The shock that followed steep losses stems from a generally poor understanding of target date funds among the investing public: a consumer research study conducted by Envestnet Asset Management and Behavioral Research Associations found that just 6% of respondents could accurately describe how the funds work, and many thought the funds provided a guaranteed return. Acknowledging the problem, the Investment Company Institute has developed a set of five principles regarding disclosure that funds should follow, including specifying that the target date in the fund name refers to the year in which the investor expects to retire, whether the fund assumes investors will make withdrawals gradually or all at once, what age group the fund is designed for, an illustration of the change in asset allocation over time, and a warning that the fund’s returns are not guaranteed.

The Right Purpose

With an adequate understanding of how a target date fund works and the risks involved, these funds do serve a bona fide purpose, especially for those investors who are not comfortable managing their portfolio actively.
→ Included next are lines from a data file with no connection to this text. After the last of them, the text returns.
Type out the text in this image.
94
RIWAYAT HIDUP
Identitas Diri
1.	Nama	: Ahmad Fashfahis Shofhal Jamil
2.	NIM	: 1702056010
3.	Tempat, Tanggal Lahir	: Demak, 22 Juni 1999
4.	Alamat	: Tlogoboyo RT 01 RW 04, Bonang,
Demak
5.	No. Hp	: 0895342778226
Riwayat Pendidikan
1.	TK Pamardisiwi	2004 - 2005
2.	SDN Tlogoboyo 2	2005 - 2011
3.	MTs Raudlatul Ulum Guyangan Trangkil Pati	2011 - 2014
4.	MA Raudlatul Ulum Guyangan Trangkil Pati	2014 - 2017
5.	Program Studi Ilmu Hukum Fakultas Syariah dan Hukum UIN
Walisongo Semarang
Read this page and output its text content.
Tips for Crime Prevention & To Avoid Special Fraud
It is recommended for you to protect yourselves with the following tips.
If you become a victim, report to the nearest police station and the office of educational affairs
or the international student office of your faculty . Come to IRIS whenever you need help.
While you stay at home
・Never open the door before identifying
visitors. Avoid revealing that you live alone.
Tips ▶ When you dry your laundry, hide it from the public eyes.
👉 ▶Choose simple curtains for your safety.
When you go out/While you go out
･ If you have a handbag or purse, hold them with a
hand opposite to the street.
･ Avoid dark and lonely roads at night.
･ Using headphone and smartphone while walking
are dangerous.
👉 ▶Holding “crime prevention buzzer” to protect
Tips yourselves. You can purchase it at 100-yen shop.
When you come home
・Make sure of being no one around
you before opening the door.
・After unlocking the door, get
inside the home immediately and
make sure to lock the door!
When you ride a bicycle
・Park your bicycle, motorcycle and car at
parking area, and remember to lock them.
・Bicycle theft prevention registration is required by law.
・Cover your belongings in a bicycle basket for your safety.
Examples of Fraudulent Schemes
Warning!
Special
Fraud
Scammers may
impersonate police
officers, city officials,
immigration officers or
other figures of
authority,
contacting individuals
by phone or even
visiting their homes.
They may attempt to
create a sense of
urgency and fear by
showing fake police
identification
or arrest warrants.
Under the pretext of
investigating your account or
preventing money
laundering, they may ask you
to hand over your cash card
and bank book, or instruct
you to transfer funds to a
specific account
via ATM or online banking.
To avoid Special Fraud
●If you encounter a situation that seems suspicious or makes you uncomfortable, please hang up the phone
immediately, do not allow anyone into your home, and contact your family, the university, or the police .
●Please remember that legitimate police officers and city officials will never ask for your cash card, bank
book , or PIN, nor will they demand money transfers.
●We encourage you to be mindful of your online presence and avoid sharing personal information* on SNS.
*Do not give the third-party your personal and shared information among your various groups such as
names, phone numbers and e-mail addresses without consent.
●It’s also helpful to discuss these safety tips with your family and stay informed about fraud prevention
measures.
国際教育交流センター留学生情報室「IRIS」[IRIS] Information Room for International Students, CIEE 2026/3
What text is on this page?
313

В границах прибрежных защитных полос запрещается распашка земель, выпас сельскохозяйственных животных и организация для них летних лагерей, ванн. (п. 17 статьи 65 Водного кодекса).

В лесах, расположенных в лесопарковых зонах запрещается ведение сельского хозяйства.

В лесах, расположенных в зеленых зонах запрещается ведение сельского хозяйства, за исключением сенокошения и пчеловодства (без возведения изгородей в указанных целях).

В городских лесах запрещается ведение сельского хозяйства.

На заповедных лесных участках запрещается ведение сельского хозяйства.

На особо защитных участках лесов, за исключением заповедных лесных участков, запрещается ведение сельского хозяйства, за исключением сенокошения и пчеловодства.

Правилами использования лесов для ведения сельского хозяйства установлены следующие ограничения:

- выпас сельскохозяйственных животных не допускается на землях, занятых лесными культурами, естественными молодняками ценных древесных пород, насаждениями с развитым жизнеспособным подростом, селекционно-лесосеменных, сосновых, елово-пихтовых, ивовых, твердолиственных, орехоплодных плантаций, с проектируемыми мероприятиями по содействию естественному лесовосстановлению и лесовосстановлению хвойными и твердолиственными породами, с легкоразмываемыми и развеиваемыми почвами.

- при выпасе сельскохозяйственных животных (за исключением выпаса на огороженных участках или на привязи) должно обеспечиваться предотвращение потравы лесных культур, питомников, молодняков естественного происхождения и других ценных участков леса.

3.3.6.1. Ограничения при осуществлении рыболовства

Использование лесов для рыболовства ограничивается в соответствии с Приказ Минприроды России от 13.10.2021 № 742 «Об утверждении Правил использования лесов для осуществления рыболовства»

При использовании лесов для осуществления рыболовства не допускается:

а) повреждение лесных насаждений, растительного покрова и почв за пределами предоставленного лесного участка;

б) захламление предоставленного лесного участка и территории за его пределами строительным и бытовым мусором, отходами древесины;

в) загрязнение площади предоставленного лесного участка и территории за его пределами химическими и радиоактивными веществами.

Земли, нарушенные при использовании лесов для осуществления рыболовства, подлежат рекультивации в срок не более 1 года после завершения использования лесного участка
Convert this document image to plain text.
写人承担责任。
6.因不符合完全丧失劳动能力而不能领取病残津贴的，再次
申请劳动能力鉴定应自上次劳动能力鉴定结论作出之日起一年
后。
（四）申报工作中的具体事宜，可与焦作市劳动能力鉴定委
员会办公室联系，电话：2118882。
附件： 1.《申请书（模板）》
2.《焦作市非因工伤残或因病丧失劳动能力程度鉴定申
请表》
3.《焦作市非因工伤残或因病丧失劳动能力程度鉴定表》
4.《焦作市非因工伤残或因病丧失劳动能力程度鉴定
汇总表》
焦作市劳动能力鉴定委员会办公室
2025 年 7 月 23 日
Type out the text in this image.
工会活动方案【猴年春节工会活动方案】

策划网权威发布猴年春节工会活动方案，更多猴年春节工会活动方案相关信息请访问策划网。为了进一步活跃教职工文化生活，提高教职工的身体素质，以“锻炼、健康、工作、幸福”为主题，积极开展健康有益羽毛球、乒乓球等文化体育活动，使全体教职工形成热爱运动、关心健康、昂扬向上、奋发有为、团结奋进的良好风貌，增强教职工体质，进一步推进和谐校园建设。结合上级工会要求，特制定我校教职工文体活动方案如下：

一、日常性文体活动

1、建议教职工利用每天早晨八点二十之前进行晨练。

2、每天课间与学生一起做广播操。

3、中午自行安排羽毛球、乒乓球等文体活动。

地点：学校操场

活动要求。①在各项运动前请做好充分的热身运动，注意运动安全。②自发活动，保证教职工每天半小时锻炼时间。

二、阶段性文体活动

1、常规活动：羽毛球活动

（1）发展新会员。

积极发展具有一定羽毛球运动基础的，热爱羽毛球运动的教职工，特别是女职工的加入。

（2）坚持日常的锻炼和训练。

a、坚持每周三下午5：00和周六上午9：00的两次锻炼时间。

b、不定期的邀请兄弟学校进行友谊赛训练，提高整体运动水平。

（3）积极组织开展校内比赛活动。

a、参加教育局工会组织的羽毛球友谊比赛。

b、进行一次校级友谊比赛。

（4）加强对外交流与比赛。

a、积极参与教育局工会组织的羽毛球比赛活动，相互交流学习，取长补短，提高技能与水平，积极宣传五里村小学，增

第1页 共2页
They can help to correct flawed investment strategies in which younger people invest too conservatively, and older investors too aggressively.

Just two target date funds have the highest five-star ranking from Standard and Poor’s mutual fund reports: the American Century Target 2015 Fund (BTFTX) and the DWS Target 2014 fund (KRFEX). The differences between the two are illuminating. The American Century fund (like other target funds in the American Century family) invests primarily in zero-coupon U.S. Treasury and agency debt. Holdings are chosen so that they mature close to the date the fund is targeting. These funds are liquidated near the end of the target year.

The DWS fund also invests in zero-coupon bonds, “and the balance of its assets in common stocks.” Its prospectus does not disclose what its initial and final equity allocations are, saying only that the fund readjusts its holdings such that the par value of its zero-coupon bond holdings is equivalent to the original investment in the fund, so that investors are protected from losses. According to its holdings disclosure for the period ending June 30, 3009, 87.8% of the fund’s assets were invested in zero-coupon Treasuries, and the rest in common stock. The fund’s Board of Directors may decide to “continue the operation of the fund after the Maturity Date by establishing a new Maturity Date,” according to the prospectus, without shareholder approval.

Standard and Poor’s Mutual Fund Reports awards four-star rankings to American Century Target 2010 (BTTNX) and American Century Target 2020 (BTTTX). S&P ranks funds according to their three year Sharpe Ratio, which measures the return of an asset in terms of its risk. For a fund to have a five-star rank, its three-year Sharpe ratio must be in the top 10% of its category, outperform its benchmark over the past three years, and outperform a three-month Treasury bill over the same time. If a fund in the top 10% outperforms the 3-month U.S. Treasury bill, but fails to outperform the benchmark, the fund will receive a ranking of four stars.